The electric potential at point P is -420.12 V. The speed of the proton as it passes through the origin is 2.83 x 10^4 m/s.
Step-by-step explanation:
(a) Find the electric potential at point P:
The electric potential at a point due to two charges can be calculated using the equation:
V = k(q1/r1 + q2/r2)
Where k is the Coulomb's constant (8.99 x 10^9 Nm2/C2), q1 and q2 are the charges (-18.6 nC), and r1 and r2 are the distances between the charges and point P.
In this case, r1 = sqrt((-8.50)^2 + (0 - 2.50)^2) = 8.50 cm, and r2 = sqrt((-8.50)^2 + (0 - (-2.50))^2) = 8.50 cm.
Substituting these values into the equation, we get:
V = 8.99 x 10^9 (-18.6 x 10^-9 / 8.50 x 10^-2 + (-18.6 x 10^-9 / 8.50 x 10^-2) = -420.12 V
Therefore, the electric potential at point P is -420.12 V.
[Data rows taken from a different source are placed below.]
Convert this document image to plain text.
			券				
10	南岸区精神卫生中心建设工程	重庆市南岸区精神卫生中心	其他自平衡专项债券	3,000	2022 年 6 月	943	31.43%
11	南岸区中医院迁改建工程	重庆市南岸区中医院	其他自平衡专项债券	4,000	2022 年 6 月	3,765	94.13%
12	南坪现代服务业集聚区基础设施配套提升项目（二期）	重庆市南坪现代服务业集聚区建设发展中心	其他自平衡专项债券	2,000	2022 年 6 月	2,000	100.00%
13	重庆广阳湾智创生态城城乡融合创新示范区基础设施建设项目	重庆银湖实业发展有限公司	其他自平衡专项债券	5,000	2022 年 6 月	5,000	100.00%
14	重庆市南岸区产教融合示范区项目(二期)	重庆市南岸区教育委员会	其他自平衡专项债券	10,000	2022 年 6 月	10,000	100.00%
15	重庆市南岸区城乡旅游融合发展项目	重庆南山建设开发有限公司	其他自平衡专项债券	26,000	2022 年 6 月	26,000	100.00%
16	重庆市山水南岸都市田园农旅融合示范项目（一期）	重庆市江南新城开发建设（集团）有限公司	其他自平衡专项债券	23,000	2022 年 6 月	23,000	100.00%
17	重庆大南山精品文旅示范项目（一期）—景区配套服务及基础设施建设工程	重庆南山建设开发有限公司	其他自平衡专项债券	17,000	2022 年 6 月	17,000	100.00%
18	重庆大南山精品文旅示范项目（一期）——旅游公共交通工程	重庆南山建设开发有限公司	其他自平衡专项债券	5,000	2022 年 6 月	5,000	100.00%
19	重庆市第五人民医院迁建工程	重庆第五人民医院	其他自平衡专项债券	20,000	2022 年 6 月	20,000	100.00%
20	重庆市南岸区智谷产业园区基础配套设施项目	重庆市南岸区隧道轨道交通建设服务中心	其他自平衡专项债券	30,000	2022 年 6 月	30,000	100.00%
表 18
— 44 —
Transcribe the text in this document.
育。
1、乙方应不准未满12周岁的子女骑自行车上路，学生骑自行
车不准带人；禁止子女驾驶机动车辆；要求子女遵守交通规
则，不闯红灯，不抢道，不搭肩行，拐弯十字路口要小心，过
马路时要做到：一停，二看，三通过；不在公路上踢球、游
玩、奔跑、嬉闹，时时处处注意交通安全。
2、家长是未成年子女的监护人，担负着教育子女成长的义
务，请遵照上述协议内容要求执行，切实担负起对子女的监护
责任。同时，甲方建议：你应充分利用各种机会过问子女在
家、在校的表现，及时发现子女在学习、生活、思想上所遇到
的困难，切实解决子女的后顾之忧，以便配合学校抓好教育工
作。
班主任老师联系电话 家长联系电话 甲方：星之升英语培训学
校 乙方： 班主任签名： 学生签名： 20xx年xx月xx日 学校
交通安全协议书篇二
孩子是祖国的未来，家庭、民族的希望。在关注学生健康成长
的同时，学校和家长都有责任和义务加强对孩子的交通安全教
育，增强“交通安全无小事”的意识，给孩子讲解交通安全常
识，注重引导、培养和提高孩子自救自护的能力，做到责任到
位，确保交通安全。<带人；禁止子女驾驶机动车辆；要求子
(b) Calculate the speed of the proton as it passes through the origin:
The electric potential energy of the proton at point P can be calculated using the equation:
U = qV
Where q is the charge of the proton (1.60 x 10^-19 C), and V is the electric potential at point P (-420.12 V).
Substituting these values into the equation, we get:
U = (1.60 x 10^-19 C) (-420.12 V) = -6.72 x 10^-17 J
The kinetic energy of the proton can be calculated using the equation:
K = (1/2)mv^2
Where m is the mass of the proton (1.67 x 10^-27 kg), and v is the speed of the proton at the origin.
Equating the potential energy to the kinetic energy, we get:
U = K
-6.72 x 10^-17 J = (1/2) (1.67 x 10^-27 kg) v^2
Simplifying the equation, we get:
v^2 = (-6.72 x 10^-17 J) / ((1/2) (1.67 x 10^-27 kg))
v^2 = -8.03 x 10^9 m2/s2
Taking the square root of both sides of the equation, we get:
v = 2.83 x 10^4 m/s
Therefore, the speed of the proton as it passes through the origin is 2.83 x 10^4 m/s.